Don’t let this put you off however! As long as the follow the necessary guidelines of lifting correctly and don’t ever substitute good form, then you can continue to reap the rewards of this incredible compound exercise for years to come. The purpose of this article is to highlight 5 commonly reported mistakes associated with squatting in the hope that you can recognise them and steer well clear.
5 Common Squatting Technique Mistakes
It’s sometimes easier to say what not to do than what to do so with that in mind let us take a look at our first common squatting mistake;
- Unracking the loaded barbell awkwardly: On commencing the exercise and removing the barbell from its holding rack, ensure that you are ready to accept the load. Don’t lean forward or be caught off balance. Instead, simply stand directly under the bar in a central position and be satisfied with your foot positioning before commencing the unrack.

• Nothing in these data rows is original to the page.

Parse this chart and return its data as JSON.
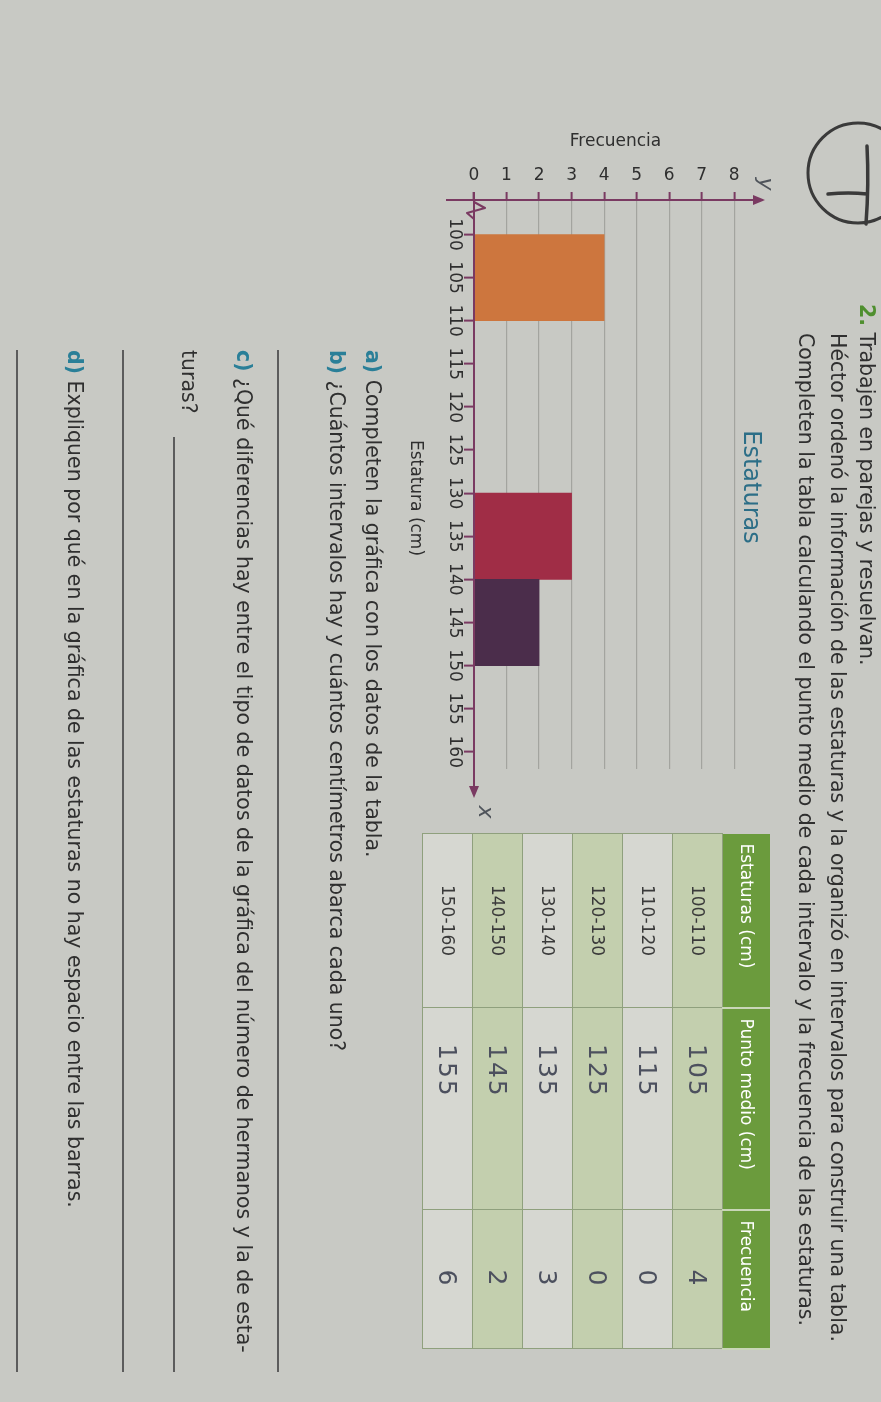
{
  "chart_data": [
    {
      "type": "histogram",
      "orientation": "horizontal",
      "title": "Estaturas",
      "xlabel": "Frecuencia",
      "ylabel": "Estatura (cm)",
      "bins": [
        100,
        110,
        120,
        130,
        140,
        150,
        160
      ],
      "values": [
        4,
        0,
        0,
        3,
        2,
        0
      ],
      "colors": [
        "#cd763e",
        null,
        null,
        "#a02d46",
        "#4b2d4b",
        null
      ],
      "xlim": [
        0,
        8.7
      ],
      "xticks": [
        0,
        1,
        2,
        3,
        4,
        5,
        6,
        7,
        8
      ],
      "ylim": [
        162,
        96
      ],
      "yticks": [
        100,
        105,
        110,
        115,
        120,
        125,
        130,
        135,
        140,
        145,
        150,
        155,
        160
      ],
      "grid": "x",
      "annotations": [
        "y",
        "x"
      ]
    },
    {
      "type": "other",
      "xlabel": "Estaturas (cm)",
      "categories": [
        "100-110",
        "110-120",
        "120-130",
        "130-140",
        "140-150",
        "150-160"
      ],
      "series": [
        {
          "name": "Punto medio (cm)",
          "colors": [
            "#c3cfae",
            "#d6d7d1",
            "#c3cfae",
            "#d6d7d1",
            "#c3cfae",
            "#d6d7d1"
          ],
          "values": [
            105,
            115,
            125,
            135,
            145,
            155
          ]
        },
        {
          "name": "Frecuencia",
          "colors": [
            "#c3cfae",
            "#d6d7d1",
            "#c3cfae",
            "#d6d7d1",
            "#c3cfae",
            "#d6d7d1"
          ],
          "values": [
            4,
            0,
            0,
            3,
            2,
            6
          ]
        }
      ],
      "data_labels": true
    },
    {
      "type": "other",
      "title": "2. Trabajen en parejas y resuelvan.",
      "annotations": [
        "Héctor ordenó la información de las estaturas y la organizó en intervalos para construir una tabla.",
        "Completen la tabla calculando el punto medio de cada intervalo y la frecuencia de las estaturas.",
        "a) Completen la gráfica con los datos de la tabla.",
        "b) ¿Cuántos intervalos hay y cuántos centímetros abarca cada uno?",
        "c) ¿Qué diferencias hay entre el tipo de datos de la gráfica del número de hermanos y la de esta-\nturas?",
        "d) Expliquen por qué en la gráfica de las estaturas no hay espacio entre las barras."
      ]
    }
  ]
}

- Positioning the barbell too high: If your neck hurts during or after the completed squats then chances are you’re resting the barbell directly on the bone section of your cervical spine. Allow the bar to sit on your trap region throughout the exercise, which is a padded muscular region, therefore reducing the potential for neck pain and possible injury.
- Achieving a position of misalignment: During the squatting movement the bar should be centralised and your body should be a picture of symmetry. Keep your knees directly over your feet at all times and don’t allow them to loose this line and protrude at any stage. Any misalignment can quickly result in loading issues and ultimately injury.
- Not standing directly in front of a mirror: Squatting is one of the few times you are allowed to stand in front of the mirror and watch yourself workout, so enjoy it! This is not a vain act; it’s a means of monitoring your form and alignment. Just make sure the mirror is in front of you. Having to check a side mirror is pointless and can rapidly result in injury.
- Not undertaking a full range of motion: If you’ve made the effort to go to the gym and made the effort to set up the squatting rack, then you might as well make the effort with the actual exercise and utilise a full range of motion. Partial squats are acceptable to warm up with but if you want to see results then you have to do the hard work. I want to see that ass to grass!
Don’t let squatting get the better of you. By remembering strict form at all times and avoiding these 5 common mistakes often made by individuals then you are on your way to getting the most out of your squatting routine and reaping the rewards it brings.